Grey Room

When Louis Pasteur Taught at the Beaux-Arts

Lucia Allais

Plates from Louis Pasteur, Mémoire sur les corpuscules organisés qui existent dans l’atmosphère: Examen de la doctrine des générations spontanées (Essay on the corpuscles with organs that exist in the atmosphere: Examination of the doctrine of spontaneous generation; 1862).

Abstract

Given that Pasteur owes his place in the pantheon of modern science not only to the germ theory of disease he invented but also to having pioneered an aggressively “demonstrative” style of experimental science, the relative lack of attention paid to his teaching at the Beaux-Arts is surprising.

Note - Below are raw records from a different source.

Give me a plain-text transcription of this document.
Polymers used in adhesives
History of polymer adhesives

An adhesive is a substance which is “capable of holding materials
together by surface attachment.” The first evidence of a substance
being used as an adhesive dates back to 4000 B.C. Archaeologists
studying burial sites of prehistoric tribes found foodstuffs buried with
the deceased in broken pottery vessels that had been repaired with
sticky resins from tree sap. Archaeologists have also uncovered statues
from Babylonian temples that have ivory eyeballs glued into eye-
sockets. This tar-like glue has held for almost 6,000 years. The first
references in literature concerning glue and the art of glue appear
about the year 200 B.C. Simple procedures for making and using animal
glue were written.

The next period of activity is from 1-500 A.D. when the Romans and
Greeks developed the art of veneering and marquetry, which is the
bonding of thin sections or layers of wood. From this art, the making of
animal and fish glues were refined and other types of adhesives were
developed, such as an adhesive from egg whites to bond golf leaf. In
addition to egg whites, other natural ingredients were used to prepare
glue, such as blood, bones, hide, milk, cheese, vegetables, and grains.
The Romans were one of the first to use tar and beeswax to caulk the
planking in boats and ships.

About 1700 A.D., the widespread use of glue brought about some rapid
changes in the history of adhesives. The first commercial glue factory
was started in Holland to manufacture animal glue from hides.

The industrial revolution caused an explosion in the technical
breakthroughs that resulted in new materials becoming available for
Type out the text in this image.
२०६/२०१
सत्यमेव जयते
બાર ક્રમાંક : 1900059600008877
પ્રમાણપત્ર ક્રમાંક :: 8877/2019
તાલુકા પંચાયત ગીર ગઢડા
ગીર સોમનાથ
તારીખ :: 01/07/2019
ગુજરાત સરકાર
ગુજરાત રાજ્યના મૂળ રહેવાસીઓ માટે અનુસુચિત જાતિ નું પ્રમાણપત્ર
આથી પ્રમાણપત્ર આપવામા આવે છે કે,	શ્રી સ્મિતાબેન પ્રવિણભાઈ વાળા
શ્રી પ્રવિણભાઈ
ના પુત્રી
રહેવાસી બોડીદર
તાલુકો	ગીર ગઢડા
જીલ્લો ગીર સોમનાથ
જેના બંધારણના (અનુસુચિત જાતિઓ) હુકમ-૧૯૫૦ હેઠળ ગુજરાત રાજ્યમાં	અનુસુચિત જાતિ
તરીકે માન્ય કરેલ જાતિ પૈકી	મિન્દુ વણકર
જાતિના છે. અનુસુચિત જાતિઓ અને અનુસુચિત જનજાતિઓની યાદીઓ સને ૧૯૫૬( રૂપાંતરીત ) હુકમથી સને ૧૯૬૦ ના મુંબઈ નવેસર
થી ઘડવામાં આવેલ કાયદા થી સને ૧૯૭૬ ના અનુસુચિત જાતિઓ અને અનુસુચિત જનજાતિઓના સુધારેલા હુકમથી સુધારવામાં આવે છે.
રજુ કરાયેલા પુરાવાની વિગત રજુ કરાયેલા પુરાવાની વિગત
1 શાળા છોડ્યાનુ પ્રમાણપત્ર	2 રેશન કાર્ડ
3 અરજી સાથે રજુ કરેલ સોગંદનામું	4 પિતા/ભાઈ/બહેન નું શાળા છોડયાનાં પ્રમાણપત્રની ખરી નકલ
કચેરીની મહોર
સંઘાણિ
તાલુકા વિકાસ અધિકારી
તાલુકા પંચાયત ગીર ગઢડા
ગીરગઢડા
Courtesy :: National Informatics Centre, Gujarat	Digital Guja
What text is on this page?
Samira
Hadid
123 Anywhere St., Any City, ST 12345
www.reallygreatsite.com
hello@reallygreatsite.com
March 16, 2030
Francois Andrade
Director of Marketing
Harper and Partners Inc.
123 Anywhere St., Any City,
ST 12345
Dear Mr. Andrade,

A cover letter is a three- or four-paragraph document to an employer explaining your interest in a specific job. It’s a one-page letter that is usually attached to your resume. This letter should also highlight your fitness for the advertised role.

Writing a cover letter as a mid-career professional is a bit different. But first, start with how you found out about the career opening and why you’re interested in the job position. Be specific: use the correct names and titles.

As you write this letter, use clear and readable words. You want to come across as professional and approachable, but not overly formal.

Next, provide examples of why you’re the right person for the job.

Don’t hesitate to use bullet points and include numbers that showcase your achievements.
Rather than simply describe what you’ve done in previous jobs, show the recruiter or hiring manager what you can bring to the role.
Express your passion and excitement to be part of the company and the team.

His tenure as the school’s first professor of “geology, physics, and chemistry” from 1863 to 1867 has mostly been treated biographically. Some scholars have tried to reveal “the artist beneath the scientist” by tying Pasteur’s teaching to his youthful ambitions as a painter; others have noted his friendships with artists and fascination with the Parisian salons; yet others have pointed to his use of visualizations in his early research on crystallography. But more fundamental historical questions about this episode remain to be asked. What were the institutional circumstances of Pasteur’s appointment at the famed art school? What does his novel approach to laboratory research have in common with contemporaneous attempts to reform the training of painters, sculptors, and architects? To what extent do his lectures signal an early theorization of the arts as elemental media?